12. The method of claim 11, wherein the pruning technique comprises removing a weight or an activation with low magnitude comprising minimal impact on performance of the neural network.
13. The method of claim 12, wherein the quantization technique comprises discretizing a range of weight or activation values that reduces bit representation of the range of weight or activation values.
14. The method of claim 13, further comprising:
dynamically reconfiguring a smallest unit of data in the pre-compute storage memory.
15. The method of claim 8, further comprising:
generating a frequency distribution of a plurality of operand pairs for a plurality of neural network operations; and
storing a set of one or more most frequently occurring operand pairs and a set of corresponding multiplication results in the pre-compute storage memory.

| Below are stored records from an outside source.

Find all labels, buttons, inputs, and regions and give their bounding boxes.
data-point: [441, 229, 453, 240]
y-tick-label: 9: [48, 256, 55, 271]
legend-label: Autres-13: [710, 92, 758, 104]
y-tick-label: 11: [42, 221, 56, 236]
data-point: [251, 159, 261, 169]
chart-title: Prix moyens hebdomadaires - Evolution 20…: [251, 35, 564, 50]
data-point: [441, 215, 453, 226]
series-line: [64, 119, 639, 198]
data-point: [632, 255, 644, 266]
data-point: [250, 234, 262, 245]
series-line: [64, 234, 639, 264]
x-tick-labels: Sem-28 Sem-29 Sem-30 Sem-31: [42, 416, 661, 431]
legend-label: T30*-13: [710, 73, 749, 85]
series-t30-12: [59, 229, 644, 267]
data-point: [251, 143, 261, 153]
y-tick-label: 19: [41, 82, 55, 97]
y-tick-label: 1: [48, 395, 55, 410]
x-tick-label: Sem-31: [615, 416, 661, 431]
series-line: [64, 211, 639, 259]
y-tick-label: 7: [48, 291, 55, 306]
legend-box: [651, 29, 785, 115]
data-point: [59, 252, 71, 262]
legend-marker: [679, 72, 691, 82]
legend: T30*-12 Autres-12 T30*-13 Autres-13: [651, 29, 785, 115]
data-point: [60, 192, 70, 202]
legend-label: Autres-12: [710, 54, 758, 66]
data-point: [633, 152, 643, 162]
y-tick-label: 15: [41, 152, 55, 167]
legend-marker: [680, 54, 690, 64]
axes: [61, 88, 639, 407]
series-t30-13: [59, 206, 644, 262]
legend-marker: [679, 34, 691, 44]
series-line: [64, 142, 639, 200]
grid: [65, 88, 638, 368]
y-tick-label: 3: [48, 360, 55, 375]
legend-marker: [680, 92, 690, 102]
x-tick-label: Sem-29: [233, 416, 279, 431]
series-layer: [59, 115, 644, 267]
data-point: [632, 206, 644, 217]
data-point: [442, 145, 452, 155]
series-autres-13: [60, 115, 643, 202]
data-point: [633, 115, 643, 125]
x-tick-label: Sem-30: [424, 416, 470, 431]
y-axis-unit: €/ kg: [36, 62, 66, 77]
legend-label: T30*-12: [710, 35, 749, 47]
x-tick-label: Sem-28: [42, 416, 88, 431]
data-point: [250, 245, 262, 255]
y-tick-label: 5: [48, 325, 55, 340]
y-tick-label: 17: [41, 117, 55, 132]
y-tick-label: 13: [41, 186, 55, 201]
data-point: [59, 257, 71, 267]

16. The method of claim 8, wherein (i) the neural network comprises a convolutional neural network (CNN) and (ii) the pre-computed result comprises a multiplication result for an input feature map and a filter weight.
17. The method of claim 8, wherein (i) the neural network comprises a recurrent neural network (RNN) and (ii) the pre-computed result comprises a multiplication result for a hidden state and a recurrent weight.
18. The method of claim 8 further comprising:
upscaling a data unit from the pre-compute storage memory to a byte-addressable format associated with communication with an external device.